The Clapp family barn. Peggy Mullen photoThe Clapp family barn. Peggy Mullen photo

Editor's Note: The Dorchester Historical Society invites you to invest in the future of Dorchester by supporting its past tonight by attending the “Save Our Barn” Gala, 6 p.m. Tickets are still available. For more info, go to www.dorchesterhistoricalsociety.org

You would think that in the 380 years since the town of Dorchester was founded, the last vestiges of its early agricultural life would be found only in history books.

You would be wrong. At the Dorchester Historical Society property on Boston Street you can look out at the modern world through the creaky doors of a 150-year-old barn.

The Society’s barn— dubbed the Clapp Family Barn— is believed to have been built around 1850 by the Clapp family, one of the founding families of Dorchester, and used by members of the family until 1946 when, along with the Lemuel Clapp House and the William Clapp House on the same property, it was acquired by the Society to be used as its headquarters.

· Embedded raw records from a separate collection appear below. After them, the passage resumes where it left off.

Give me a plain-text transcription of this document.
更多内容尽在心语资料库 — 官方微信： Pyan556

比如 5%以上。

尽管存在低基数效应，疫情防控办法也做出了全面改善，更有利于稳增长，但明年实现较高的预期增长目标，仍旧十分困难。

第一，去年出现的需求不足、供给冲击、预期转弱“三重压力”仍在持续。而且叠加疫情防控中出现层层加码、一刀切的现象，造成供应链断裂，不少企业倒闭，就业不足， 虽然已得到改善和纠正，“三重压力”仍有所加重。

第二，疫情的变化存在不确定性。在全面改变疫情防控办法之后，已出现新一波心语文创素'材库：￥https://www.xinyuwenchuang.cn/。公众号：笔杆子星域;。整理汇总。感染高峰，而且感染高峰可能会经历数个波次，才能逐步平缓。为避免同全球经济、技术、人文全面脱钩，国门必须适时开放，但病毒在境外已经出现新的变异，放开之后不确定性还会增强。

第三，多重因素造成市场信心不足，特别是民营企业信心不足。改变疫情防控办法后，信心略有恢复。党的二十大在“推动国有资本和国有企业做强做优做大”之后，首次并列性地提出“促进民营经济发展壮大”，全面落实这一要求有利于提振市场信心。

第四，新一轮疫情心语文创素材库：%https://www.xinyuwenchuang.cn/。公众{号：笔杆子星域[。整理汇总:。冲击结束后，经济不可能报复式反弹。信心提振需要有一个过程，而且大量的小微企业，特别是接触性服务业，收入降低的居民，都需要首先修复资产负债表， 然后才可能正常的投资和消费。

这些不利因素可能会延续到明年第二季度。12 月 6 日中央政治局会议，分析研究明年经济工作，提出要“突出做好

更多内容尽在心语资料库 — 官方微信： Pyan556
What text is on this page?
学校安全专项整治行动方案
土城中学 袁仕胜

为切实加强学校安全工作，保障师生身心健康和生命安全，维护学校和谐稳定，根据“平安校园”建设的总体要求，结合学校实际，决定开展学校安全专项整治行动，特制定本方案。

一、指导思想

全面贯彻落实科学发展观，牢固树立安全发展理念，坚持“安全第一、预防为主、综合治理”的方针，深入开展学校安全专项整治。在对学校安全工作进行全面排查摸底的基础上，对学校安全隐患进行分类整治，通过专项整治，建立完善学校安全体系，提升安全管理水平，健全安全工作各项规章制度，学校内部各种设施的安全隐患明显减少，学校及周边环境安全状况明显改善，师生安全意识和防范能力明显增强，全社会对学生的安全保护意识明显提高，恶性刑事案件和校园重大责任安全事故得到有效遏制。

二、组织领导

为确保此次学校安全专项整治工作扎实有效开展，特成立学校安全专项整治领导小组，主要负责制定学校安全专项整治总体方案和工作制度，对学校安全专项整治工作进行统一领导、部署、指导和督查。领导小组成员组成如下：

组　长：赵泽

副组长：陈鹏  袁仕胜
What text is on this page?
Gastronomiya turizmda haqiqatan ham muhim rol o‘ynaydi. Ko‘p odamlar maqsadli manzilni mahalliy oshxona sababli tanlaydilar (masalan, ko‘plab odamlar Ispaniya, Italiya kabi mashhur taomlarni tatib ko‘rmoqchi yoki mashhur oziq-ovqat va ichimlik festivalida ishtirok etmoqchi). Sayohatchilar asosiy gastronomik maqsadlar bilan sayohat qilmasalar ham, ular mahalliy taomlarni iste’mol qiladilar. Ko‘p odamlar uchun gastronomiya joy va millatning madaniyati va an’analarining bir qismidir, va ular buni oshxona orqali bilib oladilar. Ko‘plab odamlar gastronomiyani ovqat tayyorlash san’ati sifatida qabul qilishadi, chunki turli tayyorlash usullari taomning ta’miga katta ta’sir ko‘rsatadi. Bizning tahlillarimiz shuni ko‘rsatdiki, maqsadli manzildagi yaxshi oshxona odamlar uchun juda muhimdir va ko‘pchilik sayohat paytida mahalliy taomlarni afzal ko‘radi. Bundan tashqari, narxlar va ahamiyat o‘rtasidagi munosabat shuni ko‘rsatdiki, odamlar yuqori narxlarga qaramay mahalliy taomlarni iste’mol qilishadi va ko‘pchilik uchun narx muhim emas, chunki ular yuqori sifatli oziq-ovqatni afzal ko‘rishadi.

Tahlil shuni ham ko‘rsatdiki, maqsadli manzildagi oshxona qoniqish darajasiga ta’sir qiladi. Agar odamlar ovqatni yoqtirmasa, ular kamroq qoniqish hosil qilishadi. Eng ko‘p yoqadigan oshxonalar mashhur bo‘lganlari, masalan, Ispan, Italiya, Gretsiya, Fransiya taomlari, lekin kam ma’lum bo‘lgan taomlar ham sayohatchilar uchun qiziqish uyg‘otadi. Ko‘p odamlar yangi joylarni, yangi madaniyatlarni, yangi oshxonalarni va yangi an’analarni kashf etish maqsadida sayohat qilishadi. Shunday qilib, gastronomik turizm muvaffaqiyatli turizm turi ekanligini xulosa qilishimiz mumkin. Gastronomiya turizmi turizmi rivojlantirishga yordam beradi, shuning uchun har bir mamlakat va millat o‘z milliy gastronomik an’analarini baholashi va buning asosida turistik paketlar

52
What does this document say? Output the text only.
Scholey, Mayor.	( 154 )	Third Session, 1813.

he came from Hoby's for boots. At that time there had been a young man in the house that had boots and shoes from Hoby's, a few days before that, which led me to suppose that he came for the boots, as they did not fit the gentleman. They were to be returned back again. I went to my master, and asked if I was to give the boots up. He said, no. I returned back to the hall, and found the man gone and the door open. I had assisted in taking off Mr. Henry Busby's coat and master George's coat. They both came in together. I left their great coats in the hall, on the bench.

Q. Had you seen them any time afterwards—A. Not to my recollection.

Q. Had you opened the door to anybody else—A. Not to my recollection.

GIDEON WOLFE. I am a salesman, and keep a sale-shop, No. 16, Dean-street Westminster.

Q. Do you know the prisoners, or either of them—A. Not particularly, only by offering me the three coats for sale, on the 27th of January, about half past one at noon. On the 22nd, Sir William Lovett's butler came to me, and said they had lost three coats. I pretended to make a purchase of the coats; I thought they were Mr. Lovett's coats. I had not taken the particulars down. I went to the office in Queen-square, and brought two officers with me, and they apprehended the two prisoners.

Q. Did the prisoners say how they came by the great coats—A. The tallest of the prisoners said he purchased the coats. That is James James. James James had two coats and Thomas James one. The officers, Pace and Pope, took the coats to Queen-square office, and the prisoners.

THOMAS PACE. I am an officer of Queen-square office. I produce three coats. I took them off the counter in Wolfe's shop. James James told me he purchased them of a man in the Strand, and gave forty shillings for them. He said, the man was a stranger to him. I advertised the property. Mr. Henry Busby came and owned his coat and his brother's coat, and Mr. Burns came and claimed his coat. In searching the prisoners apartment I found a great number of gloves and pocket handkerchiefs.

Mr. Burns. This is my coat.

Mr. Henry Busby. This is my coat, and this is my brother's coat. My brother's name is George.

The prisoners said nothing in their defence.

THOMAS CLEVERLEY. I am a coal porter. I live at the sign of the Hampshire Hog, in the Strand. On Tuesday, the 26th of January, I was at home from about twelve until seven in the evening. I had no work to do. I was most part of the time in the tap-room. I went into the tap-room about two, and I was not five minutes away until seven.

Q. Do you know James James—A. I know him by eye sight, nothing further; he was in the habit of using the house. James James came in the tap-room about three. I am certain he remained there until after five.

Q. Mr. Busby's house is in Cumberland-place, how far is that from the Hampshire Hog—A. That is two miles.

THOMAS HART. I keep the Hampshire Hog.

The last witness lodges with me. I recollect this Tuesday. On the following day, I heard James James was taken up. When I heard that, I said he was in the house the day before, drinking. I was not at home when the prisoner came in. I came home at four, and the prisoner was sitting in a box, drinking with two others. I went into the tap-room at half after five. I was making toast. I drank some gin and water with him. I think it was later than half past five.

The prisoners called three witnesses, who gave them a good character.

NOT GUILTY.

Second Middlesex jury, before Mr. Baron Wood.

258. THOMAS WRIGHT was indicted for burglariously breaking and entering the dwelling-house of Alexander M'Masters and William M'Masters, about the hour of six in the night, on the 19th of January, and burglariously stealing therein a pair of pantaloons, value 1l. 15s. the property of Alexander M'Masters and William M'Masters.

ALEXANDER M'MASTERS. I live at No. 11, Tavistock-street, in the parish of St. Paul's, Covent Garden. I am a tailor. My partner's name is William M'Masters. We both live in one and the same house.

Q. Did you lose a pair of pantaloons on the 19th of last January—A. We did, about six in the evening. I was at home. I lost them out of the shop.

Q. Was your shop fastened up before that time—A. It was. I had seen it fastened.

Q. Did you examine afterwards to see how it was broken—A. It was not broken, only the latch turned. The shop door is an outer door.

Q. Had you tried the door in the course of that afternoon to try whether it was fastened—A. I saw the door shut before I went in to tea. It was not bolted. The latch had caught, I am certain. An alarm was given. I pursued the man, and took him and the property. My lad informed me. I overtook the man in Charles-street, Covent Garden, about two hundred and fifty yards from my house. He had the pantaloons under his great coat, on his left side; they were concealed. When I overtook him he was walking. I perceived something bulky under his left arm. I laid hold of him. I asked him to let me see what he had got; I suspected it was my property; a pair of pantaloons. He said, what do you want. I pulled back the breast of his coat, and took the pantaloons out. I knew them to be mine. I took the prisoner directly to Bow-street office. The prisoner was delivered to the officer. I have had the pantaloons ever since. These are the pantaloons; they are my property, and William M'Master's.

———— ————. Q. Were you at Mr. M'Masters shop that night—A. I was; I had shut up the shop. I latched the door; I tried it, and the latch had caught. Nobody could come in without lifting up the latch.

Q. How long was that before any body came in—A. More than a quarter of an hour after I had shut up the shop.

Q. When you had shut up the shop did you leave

During its long history, the barn was the site of several new fruit hybridizations, including the Clapp’s Favorite pear. A sculpture of the Clapp pear is located just down the street at the intersection of Columbia Road and Massachusetts Avenue. The building is unique in that it has a basement — researchers think was probably for fruit storage — which was not a common feature of barns of its time.

These days the structure is covered with a blue tarp to keep rain from pouring through the many holes in its roof. The weathered exterior, while still painted, has several mismatched repairs on its surface.

According to Society staff, their priorities were to restore the older buildings on the property first.  Now they are hoping to restore the barn to its onetime glory.

“This barn is an important part of Dorchester’s, and Boston’s, agricultural history,” said Society president Earl Taylor. “I don’t think than many people realize that this kind of thing exists in the city.”
The interior is littered with archaic farm tools, including several plows, old rusty, digging implements and even outdated hemp processing tools, harking back to a time when it was legal to grow and sell cannabis and cannabis products, such as hemp rope.

The Society will be hosting a fundraising gala on Sept. 24, titled “Save Our Barn.” They hope to bring in enough to kick-start the drive to raise the $300,000 that restoring the building will cost . The work will begin with an $80,000 project to replace the building’s sills, the bottom beams of the building on which the rest of structure is built. From there, they plan to restore other structural elements, including the roof, several damaged supporting beams, and the siding. The Society expects to complete the restoration in about three years.

“We need an anchor where we can begin to show people part of Dorchester’s agricultural history,” said Taylor, who envisions the restored barn as part of a possible educational facility and museum, where tourists can get a feeling for the very different Dorchester of the past.

The restored Clapp houses feature numerous artifacts from Dorchester’s early days and, if all goes well, the barn will be joining their ranks in the near future. The barn is already open on the third Sunday of every month for viewing by the general public.

“We hope that restoring the barn might change the perception of Dorchester and reveal much of our history,” said Taylor.